Force est de constater que ce roman de Charlotte Brontë est intemporel et qu’il aborde des sujets universels qui traversent les âges. Cette oeuvre pourrait être analysée sous plusieurs angles vu la richesse dont elle regorge, mais j’ai décidé de me pencher plus spécifiquement sur la véritable perle de ces quelque 500 pages, à savoir, le personnage de Jane Eyre elle-même.

Détermination et caractère

Dès son enfance, Jane se présente comme une jeune fille déterminée, et ce, malgré les nombreuses années qu’elle passe à se faire humilier et maltraiter par son cousin, ses cousines et sa tante. En effet, elle a été recueillie par le frère de sa mère, décédé avant le début du roman, alors que ses propres parents ont quitté le monde des vivants peu après sa naissance. Peut-être est-ce d’ailleurs cette solitude presque innée qui la rend aussi têtue. Une chose est sûre, la petite ne s’en laisse pas mener. Elle n’hésite pas à tenir tête à son monstre de cousin et à sa tante qui prend sans cesse la défense de celui-ci.

« Ce sont eux qui ne méritent pas d’avoir affaire à moi. »

Mrs. Reed était assez corpulente, mais, en entendant cette étrange et audacieuse déclaration, elle monta lestement l’escalier, m’emporta en un tourbillon dans la nursery et, m’écrasant sur le bord de mon petit lit, m’interdit, d’une voix autoritaire, de me relever, et de prononcer une syllabe durant tout le reste de la journée.

« Que vous dirait oncle Reed s’il vivait encore? »

Cette question fut presque involontaire.
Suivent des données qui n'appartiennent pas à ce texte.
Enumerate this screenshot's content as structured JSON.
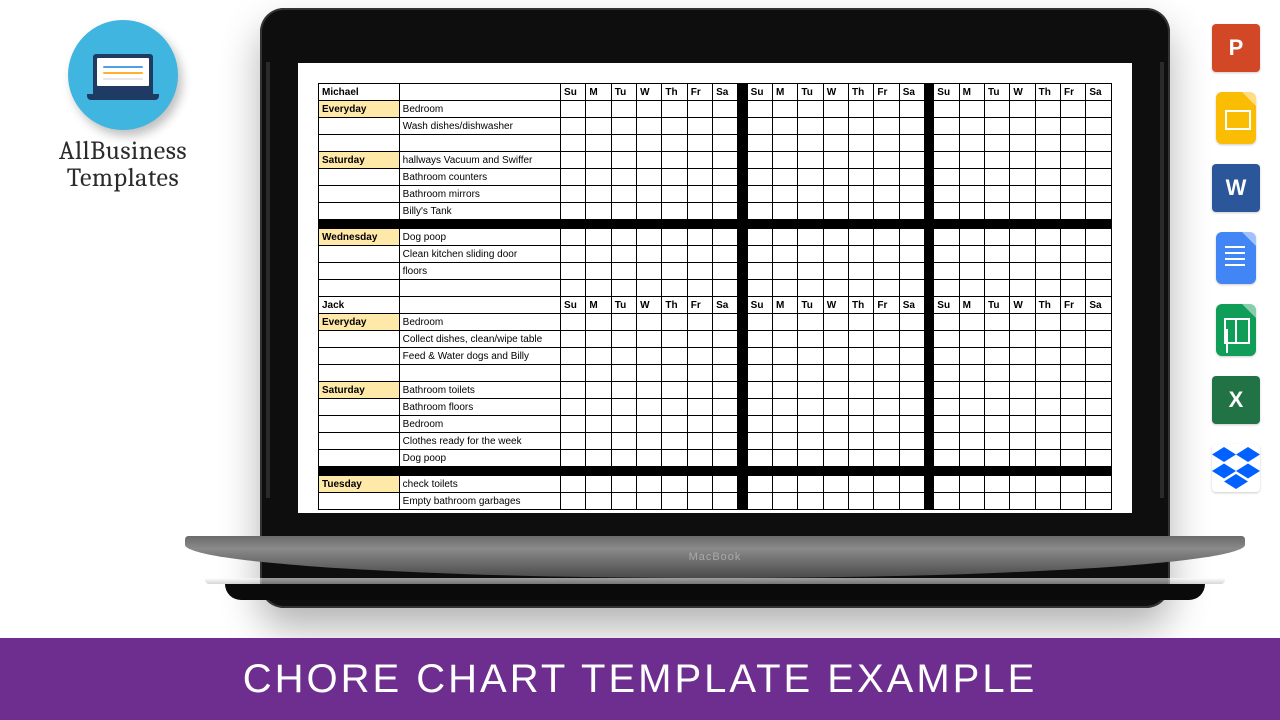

Je dis presque involontaire, car j’avais l’impression que ma langue prononçait les mots sans le consentement de ma volonté; quelque chose s’exprimait par ma bouche, sur quoi je n’avais aucun contrôle.

« Quoi? » dit Mrs. Reed à voix basse.

Ses yeux gris, calmes, habituellement froids, furent troublés par une sorte de crainte; elle retira sa main de mon bras, me regarda fixement, ayant vraiment l’air de se demander si j’étais une enfant ou un démon. 

Je n’avais plus maintenant qu’à continuer.

« Mon oncle Reed est au ciel, il voit tout ce que vous faites, ce que vous pensez; papa et maman le voient également; ils savent que vous m’avez enfermée tout un jour, et que vous souhaitez vivement me voir morte. » (p.40-41)

Cette audace lui vaudra d’être envoyée à l’internat de Lowood. Ce qui devait s’avérer être une conséquence à une trop grande force de caractère prendra plutôt la forme d’un lieu d’épanouissement pour la jeune femme que devient Jane.

Effectivement, la tante Reed sait très bien où elle envoie sa nièce et dans quelles conditions la pauvre devra grandir. Les orphelines de l’établissement sont sous-alimentées, en manque flagrant de vêtements adéquats durant la période hivernale et  fréquemment humiliées par les femmes chargées de leur éducation. Sans parler de l’épidémie de typhus qui frappe l’établissement.

Tous ces événements malheureux laissent Jane pratiquement indemne. Une fois de plus, elle parvient à tenir bon et à passer à travers ces difficultés nombreuses. Elle réussit à parfaire son éducation, à se faire des amies et à se faire respecter de ses pairs. Elle trouve une alliée importante en Miss Temple, la supérieure de l’école, et c’est grâce à la bienveillance de cette dernière que Jane devient professeure dans l’établissement où elle a étudié pendant six ans.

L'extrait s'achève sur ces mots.